For the deliverer point of regulation, the entity that first delivers the power to the electricity grid in California would be held responsible for its emissions. This would capture emissions from electricity generated within California and electricity imported into California from out-of-state. The problem of in-state unspecified purchases would disappear, and this would be a major advantage. The carbon attributes of imports would be determined by the entity most likely to know what has been purchased and in the best position to provide verification documentation. Because of the increased accuracies of the deliverer approach in identifying the generating source of electricity, reported GHG emission reductions would also be more accurate and reliable. As a result, we conclude that the deliverer approach is the preferable alternative regarding the ability to ensure that reported GHG emission reductions are real.

3.3.2.2. Compatibility With/Expandability to Potential Regional and/or National Cap-and-Trade Markets

We want to design a system that is likely to be compatible with any regional and/or federal cap-and-trade system that may be established within the next few years. Negotiations are underway to design a Western region cap-and-trade system through the Western Climate Initiative, and a number of proposals are currently pending in the United States Congress.
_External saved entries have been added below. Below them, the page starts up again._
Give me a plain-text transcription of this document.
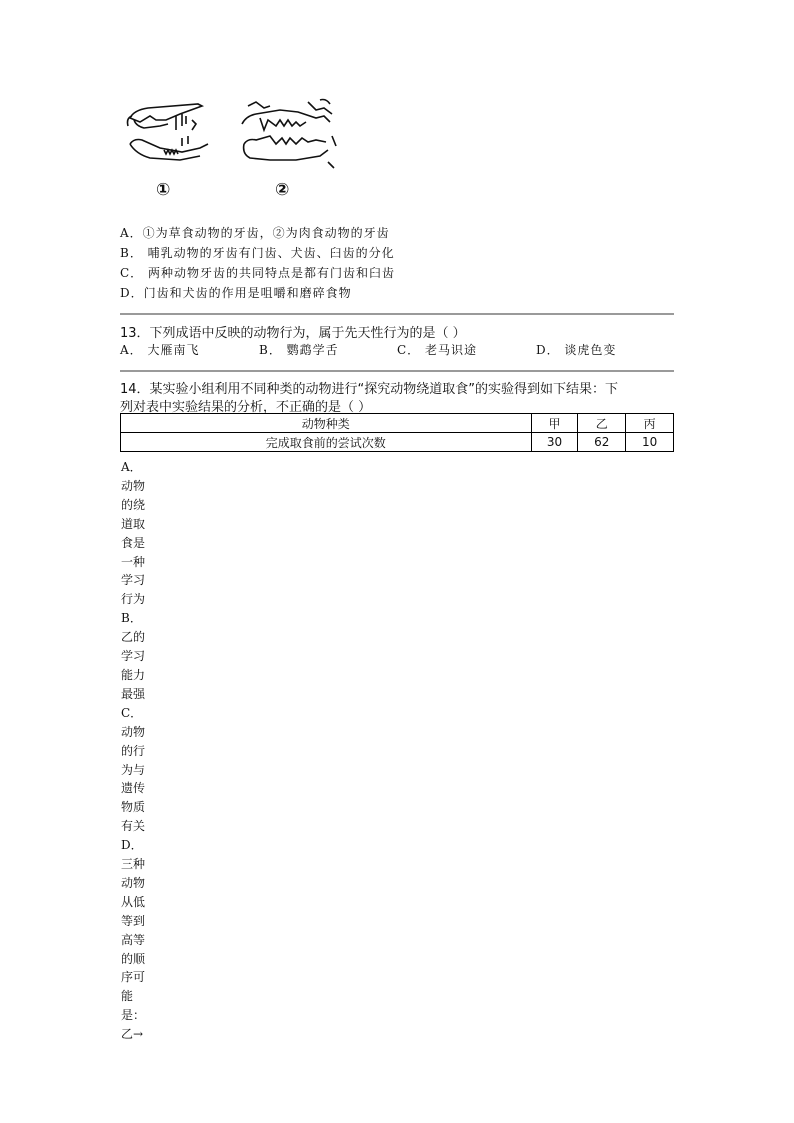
①	②
A．①为草食动物的牙齿，②为肉食动物的牙齿
B． 哺乳动物的牙齿有门齿、犬齿、臼齿的分化
C． 两种动物牙齿的共同特点是都有门齿和臼齿
D．门齿和犬齿的作用是咀嚼和磨碎食物
13．下列成语中反映的动物行为，属于先天性行为的是（ ）
A． 大雁南飞	B． 鹦鹉学舌	C． 老马识途	D． 谈虎色变
14．某实验小组利用不同种类的动物进行“探究动物绕道取食”的实验得到如下结果：下
列对表中实验结果的分析，不正确的是（ ）
动物种类	甲	乙	丙
完成取食前的尝试次数	30	62	10
A．
动物
的绕
道取
食是
一种
学习
行为
B．
乙的
学习
能力
最强
C．
动物
的行
为与
遗传
物质
有关
D．
三种
动物
从低
等到
高等
的顺
序可
能
是：
乙→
Thus, it appears likely that a regional and/or federal cap-and-trade system could be established within the next few years. It also appears likely that initiation of the compliance period for a regional and/or federal system could follow California's 2012 compliance initiation by at least a few years. Thus, at some point in the near future, a California cap-and-trade system will likely need to be linked to, or adapted to be compatible with a regional or national system.

Some parties have argued that it is not necessary to worry about compatibility of the design of the cap-and-trade system with a regional or federal system, because a regional or national program would render the California system obsolete. Others have argued that certain designs of a cap-and-trade system for California could co-exist with or link to a parallel federal or regional program. Both of these things could be true; it likely depends upon the ultimate design of each system. In the face of this uncertainty, we think it would be beneficial to design a system that is most likely to be similar to a federal or regional system.

As most parties have noted, all cap-and-trade systems operating to date have been source-based systems. These include not only the European Union Emissions Trading System, but also a number of cap-and-trade systems for controlling criteria pollutants within the United States. Therefore, this is the type of cap-and-trade system with which entities in the electricity sector in California, and the rest of the country, are familiar.